We've all had times when our personal lives effect our work. Some of us more than others. But I doubt if anyone - even those jut-jawed, steely-eyed, poker faced types who think they can "power through" everything - is exempt for this. This won't be the first time that some sadness, tragedy, or turmoil in my personal life has impinged on my work. But it's by far the most extreme. So does this extreme degree of personal "stuff" make a difference. Has the straw broken the camel's back? Put simply, am I so overwhelmed that I can't get my work done, or at least done well?

The short answer is: No. I'm pretty confident in saying that. And it's not because I'm jut-jawed, steely-eyed, poker-faced or think I can power through everything.
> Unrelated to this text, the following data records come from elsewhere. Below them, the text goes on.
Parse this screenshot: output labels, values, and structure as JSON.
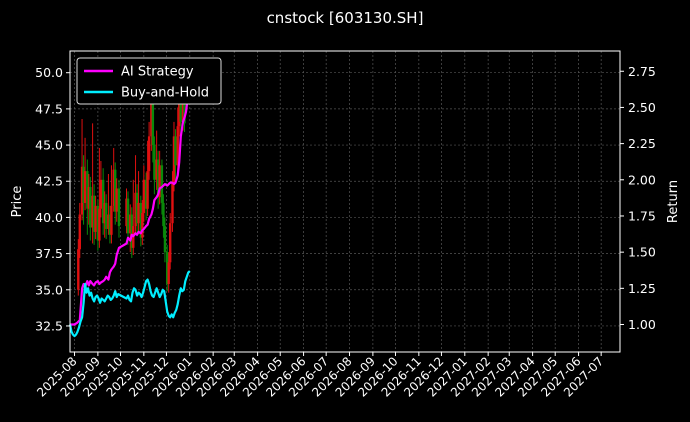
{
  "chart_data": {
    "type": "line",
    "title": "cnstock [603130.SH]",
    "ylabel_left": "Price",
    "ylabel_right": "Return",
    "xlabel": "",
    "grid": true,
    "legend_position": "upper-left",
    "x_ticks": [
      "2025-08",
      "2025-09",
      "2025-10",
      "2025-11",
      "2025-12",
      "2026-01",
      "2026-02",
      "2026-03",
      "2026-04",
      "2026-05",
      "2026-06",
      "2026-07",
      "2026-08",
      "2026-09",
      "2026-10",
      "2026-11",
      "2026-12",
      "2027-01",
      "2027-02",
      "2027-03",
      "2027-04",
      "2027-05",
      "2027-06",
      "2027-07"
    ],
    "xlim": [
      "2025-07-26",
      "2027-07-26"
    ],
    "ylim_left": [
      30.7,
      51.5
    ],
    "ylim_right": [
      0.81,
      2.89
    ],
    "y_ticks_left": [
      "32.5",
      "35.0",
      "37.5",
      "40.0",
      "42.5",
      "45.0",
      "47.5",
      "50.0"
    ],
    "y_ticks_right": [
      "1.00",
      "1.25",
      "1.50",
      "1.75",
      "2.00",
      "2.25",
      "2.50",
      "2.75"
    ],
    "colors": {
      "background": "#000000",
      "grid": "#555555",
      "ai_strategy": "#ff00ff",
      "buy_and_hold": "#00eeff",
      "candle_up": "#e01010",
      "candle_down": "#0a8a0a"
    },
    "series": [
      {
        "name": "AI Strategy",
        "axis": "right",
        "x": [
          "2025-07-26",
          "2025-07-29",
          "2025-08-01",
          "2025-08-04",
          "2025-08-06",
          "2025-08-08",
          "2025-08-11",
          "2025-08-13",
          "2025-08-15",
          "2025-08-18",
          "2025-08-20",
          "2025-08-22",
          "2025-08-25",
          "2025-08-27",
          "2025-08-29",
          "2025-09-01",
          "2025-09-03",
          "2025-09-05",
          "2025-09-08",
          "2025-09-10",
          "2025-09-12",
          "2025-09-15",
          "2025-09-17",
          "2025-09-19",
          "2025-09-22",
          "2025-09-24",
          "2025-09-26",
          "2025-09-29",
          "2025-10-09",
          "2025-10-11",
          "2025-10-14",
          "2025-10-16",
          "2025-10-18",
          "2025-10-21",
          "2025-10-23",
          "2025-10-25",
          "2025-10-28",
          "2025-10-30",
          "2025-11-01",
          "2025-11-04",
          "2025-11-06",
          "2025-11-08",
          "2025-11-11",
          "2025-11-13",
          "2025-11-15",
          "2025-11-18",
          "2025-11-20",
          "2025-11-22",
          "2025-11-25",
          "2025-11-27",
          "2025-11-29",
          "2025-12-02",
          "2025-12-04",
          "2025-12-06",
          "2025-12-09",
          "2025-12-11",
          "2025-12-13",
          "2025-12-16",
          "2025-12-18",
          "2025-12-20",
          "2025-12-23",
          "2025-12-25",
          "2025-12-27",
          "2025-12-29"
        ],
        "values": [
          1.0,
          1.0,
          1.0,
          1.01,
          1.02,
          1.03,
          1.25,
          1.28,
          1.26,
          1.3,
          1.27,
          1.3,
          1.28,
          1.27,
          1.29,
          1.3,
          1.28,
          1.29,
          1.3,
          1.31,
          1.33,
          1.31,
          1.36,
          1.38,
          1.4,
          1.42,
          1.48,
          1.53,
          1.56,
          1.6,
          1.58,
          1.62,
          1.61,
          1.63,
          1.62,
          1.64,
          1.63,
          1.65,
          1.66,
          1.68,
          1.69,
          1.73,
          1.76,
          1.8,
          1.86,
          1.88,
          1.9,
          1.94,
          1.95,
          1.96,
          1.97,
          1.96,
          1.97,
          1.98,
          1.98,
          1.97,
          1.98,
          2.03,
          2.12,
          2.3,
          2.4,
          2.43,
          2.47,
          2.55
        ]
      },
      {
        "name": "Buy-and-Hold",
        "axis": "right",
        "x": [
          "2025-07-26",
          "2025-07-28",
          "2025-07-30",
          "2025-08-01",
          "2025-08-03",
          "2025-08-05",
          "2025-08-07",
          "2025-08-09",
          "2025-08-11",
          "2025-08-13",
          "2025-08-15",
          "2025-08-17",
          "2025-08-19",
          "2025-08-21",
          "2025-08-23",
          "2025-08-25",
          "2025-08-27",
          "2025-08-29",
          "2025-08-31",
          "2025-09-02",
          "2025-09-04",
          "2025-09-06",
          "2025-09-08",
          "2025-09-10",
          "2025-09-12",
          "2025-09-14",
          "2025-09-16",
          "2025-09-18",
          "2025-09-20",
          "2025-09-22",
          "2025-09-24",
          "2025-09-26",
          "2025-09-28",
          "2025-10-09",
          "2025-10-11",
          "2025-10-13",
          "2025-10-15",
          "2025-10-17",
          "2025-10-19",
          "2025-10-21",
          "2025-10-23",
          "2025-10-25",
          "2025-10-27",
          "2025-10-29",
          "2025-10-31",
          "2025-11-02",
          "2025-11-04",
          "2025-11-06",
          "2025-11-08",
          "2025-11-10",
          "2025-11-12",
          "2025-11-14",
          "2025-11-16",
          "2025-11-18",
          "2025-11-20",
          "2025-11-22",
          "2025-11-24",
          "2025-11-26",
          "2025-11-28",
          "2025-11-30",
          "2025-12-02",
          "2025-12-04",
          "2025-12-06",
          "2025-12-08",
          "2025-12-10",
          "2025-12-12",
          "2025-12-14",
          "2025-12-16",
          "2025-12-18",
          "2025-12-20",
          "2025-12-22",
          "2025-12-24",
          "2025-12-26",
          "2025-12-28",
          "2025-12-30",
          "2026-01-01"
        ],
        "values": [
          1.0,
          0.95,
          0.93,
          0.92,
          0.93,
          0.95,
          0.98,
          1.02,
          1.05,
          1.15,
          1.28,
          1.22,
          1.25,
          1.2,
          1.22,
          1.18,
          1.16,
          1.19,
          1.2,
          1.18,
          1.15,
          1.18,
          1.17,
          1.16,
          1.18,
          1.2,
          1.19,
          1.17,
          1.18,
          1.2,
          1.23,
          1.19,
          1.21,
          1.18,
          1.2,
          1.17,
          1.16,
          1.22,
          1.25,
          1.24,
          1.2,
          1.22,
          1.21,
          1.19,
          1.22,
          1.26,
          1.3,
          1.31,
          1.28,
          1.23,
          1.2,
          1.19,
          1.22,
          1.25,
          1.22,
          1.19,
          1.21,
          1.24,
          1.23,
          1.16,
          1.09,
          1.06,
          1.05,
          1.07,
          1.05,
          1.08,
          1.1,
          1.14,
          1.2,
          1.25,
          1.23,
          1.24,
          1.3,
          1.33,
          1.36,
          1.37
        ]
      }
    ],
    "candles": [
      {
        "date": "2025-08-06",
        "open": 35.0,
        "close": 37.8,
        "low": 34.6,
        "high": 38.5
      },
      {
        "date": "2025-08-08",
        "open": 37.8,
        "close": 40.2,
        "low": 37.2,
        "high": 41.0
      },
      {
        "date": "2025-08-11",
        "open": 40.2,
        "close": 43.5,
        "low": 39.8,
        "high": 46.8
      },
      {
        "date": "2025-08-13",
        "open": 43.5,
        "close": 41.0,
        "low": 39.5,
        "high": 44.3
      },
      {
        "date": "2025-08-15",
        "open": 41.0,
        "close": 43.2,
        "low": 40.5,
        "high": 45.5
      },
      {
        "date": "2025-08-18",
        "open": 43.2,
        "close": 40.6,
        "low": 38.8,
        "high": 44.0
      },
      {
        "date": "2025-08-20",
        "open": 40.6,
        "close": 42.1,
        "low": 39.5,
        "high": 43.0
      },
      {
        "date": "2025-08-22",
        "open": 42.1,
        "close": 39.3,
        "low": 38.4,
        "high": 42.8
      },
      {
        "date": "2025-08-25",
        "open": 39.3,
        "close": 41.5,
        "low": 38.2,
        "high": 46.5
      },
      {
        "date": "2025-08-27",
        "open": 41.5,
        "close": 39.0,
        "low": 38.1,
        "high": 42.3
      },
      {
        "date": "2025-08-29",
        "open": 39.0,
        "close": 40.8,
        "low": 38.5,
        "high": 41.5
      },
      {
        "date": "2025-09-01",
        "open": 40.8,
        "close": 38.4,
        "low": 37.7,
        "high": 41.2
      },
      {
        "date": "2025-09-03",
        "open": 38.4,
        "close": 40.6,
        "low": 37.9,
        "high": 44.8
      },
      {
        "date": "2025-09-05",
        "open": 40.6,
        "close": 42.6,
        "low": 40.0,
        "high": 43.9
      },
      {
        "date": "2025-09-08",
        "open": 42.6,
        "close": 39.6,
        "low": 38.8,
        "high": 43.4
      },
      {
        "date": "2025-09-10",
        "open": 39.6,
        "close": 41.0,
        "low": 38.6,
        "high": 41.8
      },
      {
        "date": "2025-09-12",
        "open": 41.0,
        "close": 39.2,
        "low": 38.5,
        "high": 41.6
      },
      {
        "date": "2025-09-15",
        "open": 39.2,
        "close": 40.2,
        "low": 38.8,
        "high": 43.0
      },
      {
        "date": "2025-09-17",
        "open": 40.2,
        "close": 38.8,
        "low": 38.2,
        "high": 40.8
      },
      {
        "date": "2025-09-19",
        "open": 38.8,
        "close": 40.8,
        "low": 38.2,
        "high": 43.6
      },
      {
        "date": "2025-09-22",
        "open": 40.8,
        "close": 43.3,
        "low": 40.4,
        "high": 44.8
      },
      {
        "date": "2025-09-24",
        "open": 43.3,
        "close": 40.4,
        "low": 39.5,
        "high": 43.8
      },
      {
        "date": "2025-09-26",
        "open": 40.4,
        "close": 42.0,
        "low": 39.7,
        "high": 42.7
      },
      {
        "date": "2025-09-29",
        "open": 42.0,
        "close": 39.4,
        "low": 38.6,
        "high": 42.6
      },
      {
        "date": "2025-10-09",
        "open": 39.4,
        "close": 41.3,
        "low": 38.9,
        "high": 42.0
      },
      {
        "date": "2025-10-11",
        "open": 41.3,
        "close": 38.9,
        "low": 38.1,
        "high": 41.8
      },
      {
        "date": "2025-10-14",
        "open": 38.9,
        "close": 40.2,
        "low": 37.6,
        "high": 40.9
      },
      {
        "date": "2025-10-16",
        "open": 40.2,
        "close": 37.9,
        "low": 37.2,
        "high": 40.7
      },
      {
        "date": "2025-10-18",
        "open": 37.9,
        "close": 39.4,
        "low": 37.4,
        "high": 42.6
      },
      {
        "date": "2025-10-21",
        "open": 39.4,
        "close": 41.7,
        "low": 38.9,
        "high": 44.3
      },
      {
        "date": "2025-10-23",
        "open": 41.7,
        "close": 39.6,
        "low": 38.7,
        "high": 42.3
      },
      {
        "date": "2025-10-25",
        "open": 39.6,
        "close": 41.0,
        "low": 39.0,
        "high": 43.2
      },
      {
        "date": "2025-10-28",
        "open": 41.0,
        "close": 38.6,
        "low": 38.0,
        "high": 41.5
      },
      {
        "date": "2025-10-30",
        "open": 38.6,
        "close": 40.3,
        "low": 38.1,
        "high": 41.2
      },
      {
        "date": "2025-11-01",
        "open": 40.3,
        "close": 42.6,
        "low": 39.7,
        "high": 43.6
      },
      {
        "date": "2025-11-04",
        "open": 42.6,
        "close": 40.6,
        "low": 39.8,
        "high": 43.1
      },
      {
        "date": "2025-11-06",
        "open": 40.6,
        "close": 43.2,
        "low": 40.1,
        "high": 45.3
      },
      {
        "date": "2025-11-08",
        "open": 43.2,
        "close": 45.6,
        "low": 42.6,
        "high": 46.6
      },
      {
        "date": "2025-11-11",
        "open": 45.6,
        "close": 48.3,
        "low": 44.6,
        "high": 49.8
      },
      {
        "date": "2025-11-13",
        "open": 48.3,
        "close": 45.0,
        "low": 43.8,
        "high": 48.9
      },
      {
        "date": "2025-11-15",
        "open": 45.0,
        "close": 42.6,
        "low": 41.6,
        "high": 45.6
      },
      {
        "date": "2025-11-18",
        "open": 42.6,
        "close": 44.0,
        "low": 41.9,
        "high": 46.0
      },
      {
        "date": "2025-11-20",
        "open": 44.0,
        "close": 41.4,
        "low": 40.6,
        "high": 44.6
      },
      {
        "date": "2025-11-22",
        "open": 41.4,
        "close": 43.6,
        "low": 40.9,
        "high": 44.6
      },
      {
        "date": "2025-11-25",
        "open": 43.6,
        "close": 41.0,
        "low": 40.2,
        "high": 44.0
      },
      {
        "date": "2025-11-27",
        "open": 41.0,
        "close": 39.4,
        "low": 38.6,
        "high": 41.6
      },
      {
        "date": "2025-11-29",
        "open": 39.4,
        "close": 37.6,
        "low": 36.9,
        "high": 40.0
      },
      {
        "date": "2025-12-02",
        "open": 37.6,
        "close": 35.4,
        "low": 34.9,
        "high": 38.1
      },
      {
        "date": "2025-12-04",
        "open": 35.4,
        "close": 36.9,
        "low": 34.8,
        "high": 37.6
      },
      {
        "date": "2025-12-06",
        "open": 36.9,
        "close": 39.6,
        "low": 36.4,
        "high": 40.3
      },
      {
        "date": "2025-12-09",
        "open": 39.6,
        "close": 42.4,
        "low": 39.0,
        "high": 43.2
      },
      {
        "date": "2025-12-11",
        "open": 42.4,
        "close": 45.6,
        "low": 41.8,
        "high": 46.6
      },
      {
        "date": "2025-12-13",
        "open": 45.6,
        "close": 43.6,
        "low": 42.6,
        "high": 46.1
      },
      {
        "date": "2025-12-16",
        "open": 43.6,
        "close": 46.3,
        "low": 43.0,
        "high": 47.6
      },
      {
        "date": "2025-12-18",
        "open": 46.3,
        "close": 48.8,
        "low": 45.6,
        "high": 49.6
      },
      {
        "date": "2025-12-20",
        "open": 48.8,
        "close": 46.6,
        "low": 45.8,
        "high": 49.4
      },
      {
        "date": "2025-12-23",
        "open": 46.6,
        "close": 48.3,
        "low": 46.0,
        "high": 49.0
      },
      {
        "date": "2025-12-25",
        "open": 48.3,
        "close": 46.5,
        "low": 45.9,
        "high": 48.8
      }
    ]
  }
}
My confidence begins with faith and trust in God. Don't get me wrong, it's easier to say this than consistently live it. But the reality is that all those years of attending to my spiritual life, studying my religion, availing myself of the graces that flow from the Sacraments, have likely, albeit it subtly, built up some sort of reserve, and a kind of solid foundation in my interior life.

Were this 20, 10, even 5 years ago, I'm not so sure that would be the case. When I began earnestly concentrating on matters religious and spiritual, it was from a rather lowly position. My interior life, if I had one, was shallow, more a wispy ideal than something real and lasting. But even I, from that low starting point, have been able to make some progress (which means you can too). At least that's how it seems so far.

Could God have sent this (what could turn out to be a horrendous) tragedy as a means to demonstrate that I've made progress? (Of course, I'm not saying God struck my son down for my benefit - just that He, in his infinite power and wisdom, can take a single event and apply it in different ways to different people.) Ah, that's an area where I've assiduously avoided speculation. Trying to figure out what God is "thinking" when he allows bad things to happen can easily lead to despair. I've learned over time not to overthink such events, or even to try to think about it at all.

What about the idea that such bad things are somehow in his Great Plan, even to the extent that we're told they're ultimately done for a greater good? Beyond recognizing that many wiser than I have asserted, even reasonably explained why this makes sense, I've found it's best to leave it at that. So I'm not going to sort through my own particular situation and try to find the good emerging from the bad. If it emerges on its own, and manifests itself unmistakably (as it has in some limited ways already), great.

Okay, so there's how it looks from the perspective of my interior life. Let's switch to the practical side of things.

Here we need to reference all that we've shared in these posts regarding the importance of being organized, having systems and processes in place, and being able to attend to those diligently. My business has systems and processes in place (Thanks be to God!). What about attending to them diligently? Isn't that problematic when you're life is turned upside down and there's a storm raging beneath that placid exterior you have to project to get through the day? It certainly can be, but it doesn't have to be. So how do you manage to diligently attend to things in the midst of the storm?

I wish I could offer something dramatic or magical here, but I can't. It simply takes an act of will. You have to have the desire, and then the will to actually execute. The systems and processes, when properly designed, will offer up specific tasks each day that need attending. You check them and attend to them, by hook or by crook. You do this no matter what - within reason. (Of course, if I get a call that there's an emergency that needs my presence immediately, I make adjustments.)

So there it is, a view from my side of the tracks on how to deal with personal turmoil and tragedy and still get your work done. The main point here is that the work must get done. The world goes on despite what may have afflicted your life. Others depend on you. You've made serious commitments that you've got to honor. 

And that's how I'll approach this New Year like no other.